The results have two forms:

  * A set of raw "verified" results providing details of the search term and
    the result context.

  * A collection of "shown" fragments covering all document sentences, with
    result sentences being given in terms of fragments before, between and
    after results (and thus providing no result information), as well as
    fragments providing results (and thus search term details).

Using the Programs Separately

In order to search textual documents and provide search results, a number of
separate programs have been combined.
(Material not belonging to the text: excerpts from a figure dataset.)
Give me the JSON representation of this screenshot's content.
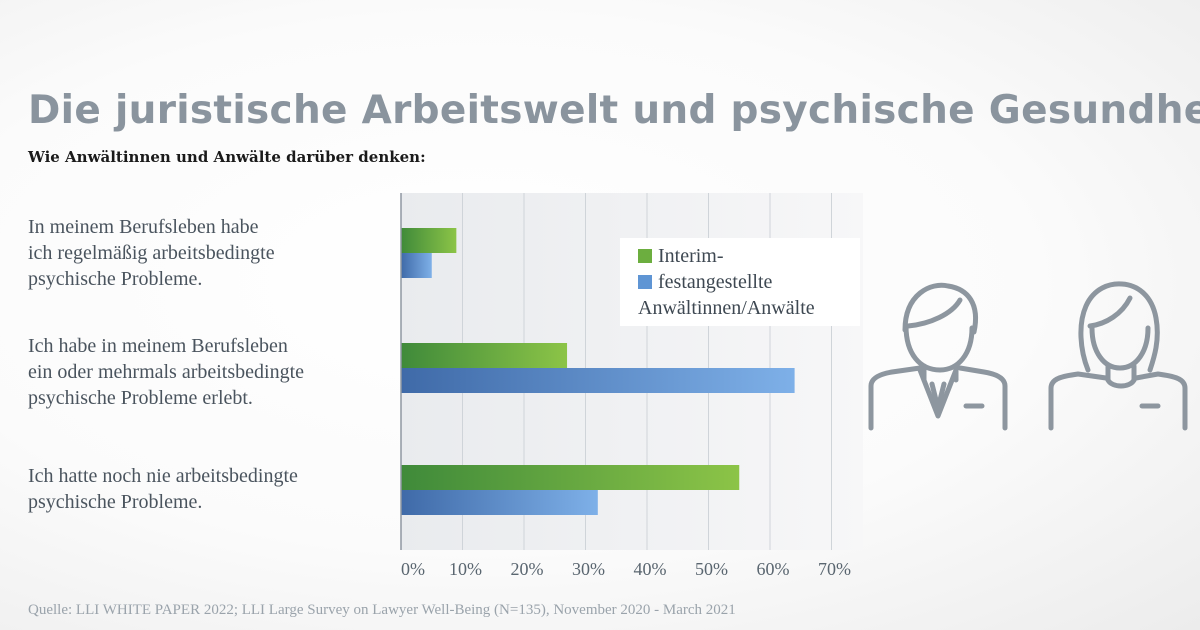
{
  "title": "Die juristische Arbeitswelt und psychische Gesundheit",
  "subtitle": "Wie Anwältinnen und Anwälte darüber denken:",
  "source": "Quelle: LLI WHITE PAPER 2022; LLI Large Survey on Lawyer Well-Being (N=135), November 2020 - March 2021",
  "chart_data": {
    "type": "bar",
    "orientation": "horizontal",
    "categories": [
      [
        "In meinem Berufsleben habe",
        "ich regelmäßig arbeitsbedingte",
        "psychische Probleme."
      ],
      [
        "Ich habe in meinem Berufsleben",
        "ein oder mehrmals arbeitsbedingte",
        "psychische Probleme erlebt."
      ],
      [
        "Ich hatte noch nie arbeitsbedingte",
        "psychische Probleme."
      ]
    ],
    "series": [
      {
        "name": "Interim-",
        "color": "#6cae3f",
        "values": [
          9,
          27,
          55
        ]
      },
      {
        "name": "festangestellte Anwältinnen/Anwälte",
        "color": "#5f95d4",
        "values": [
          5,
          64,
          32
        ]
      }
    ],
    "legend_lines": [
      "Interim-",
      "festangestellte",
      "Anwältinnen/Anwälte"
    ],
    "xlim": [
      0,
      70
    ],
    "x_ticks": [
      "0%",
      "10%",
      "20%",
      "30%",
      "40%",
      "50%",
      "60%",
      "70%"
    ],
    "grid": true,
    "legend_position": "top-right"
  },
  "icons": [
    "male-lawyer-icon",
    "female-lawyer-icon"
  ]
}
These programs can also be used
separately to perform certain tasks, and they are described briefly below.

Some programs that perform tasks of a more general nature:

  biocreative2sentences (show each BioCreative sentence on a separate line)
  gene2lexicon (convert gene_info into separate entity-specific files)
  gene_filter_by_taxid (filter gene_info by taxonomy identifier)
  gene_filter_numeric_terms (remove numeric terms from gene_info)
  gene_filter_systematic_terms (remove systematic terms from gene_info)
  gene_filter_uninformative_terms (remove uninformative terms from gene_info)
  pubmed2sentences (show each PubMed sentence on a separate line)

Some programs that are more specific to this system:

  bscheckfile (check the existence of source data newer than the output data)
  bsdownload (download data from configured sources)
  bsdownload-biocreative (download BioCreative data)
  bsdownload-gene (download Entrez Gene data)
  bsdownload-pubmed (download PubMed data)
  bsindex (index document data)
  bsindex-auto (a wrapper around bsindex)
  bslexicon (make an index of terms from a lexicon)
  bslexicon-auto (a wrapper around bslexicon)
  bsmanifest-biocreative (show available BioCreative files)
  bsmanifest-pubmed (show available PubMed files)
  bsparallel (a script that lets programs run in parallel)
  bsparse-auto (a wrapper around the sentence generation programs)
  bssearch (search document data)
  bssearch-auto (a wrapper around bssearch)
  bsshow (show results in context)
  bsshow-auto (a wrapper around bsshow)

Bootstrapping programs:

  bsbootstrap (bootstrap the entire system)
  bsbootstrap-gene (bootstrap gene-related resources)
  bsbootstrap-text (bootstrap textual resources)
  bsbootstrap-text-pipeline (the text processing pipeline)

Configuration-related files:

  bsdata-config (the general system configuration)
  bsdata-config-biocreative (BioCreative-specific configuration)
  bsdata-show-settings (show the system configuration)

Contact, Copyright and Licence Information

The current Web page for this software at the time of release is:

The current maintainer can be contacted at the following e-mail address:

Copyright and licence information can be found in the docs directory - see
docs/COPYING.txt and docs/gpl-3.0.txt for more information.


The following locations provide the prerequisites for this system:

  NCBI Tools

The intention is that operating system packages should provide such
prerequisites, but there remains a possibility that not all prerequisites will
be packaged for all operating system distributions.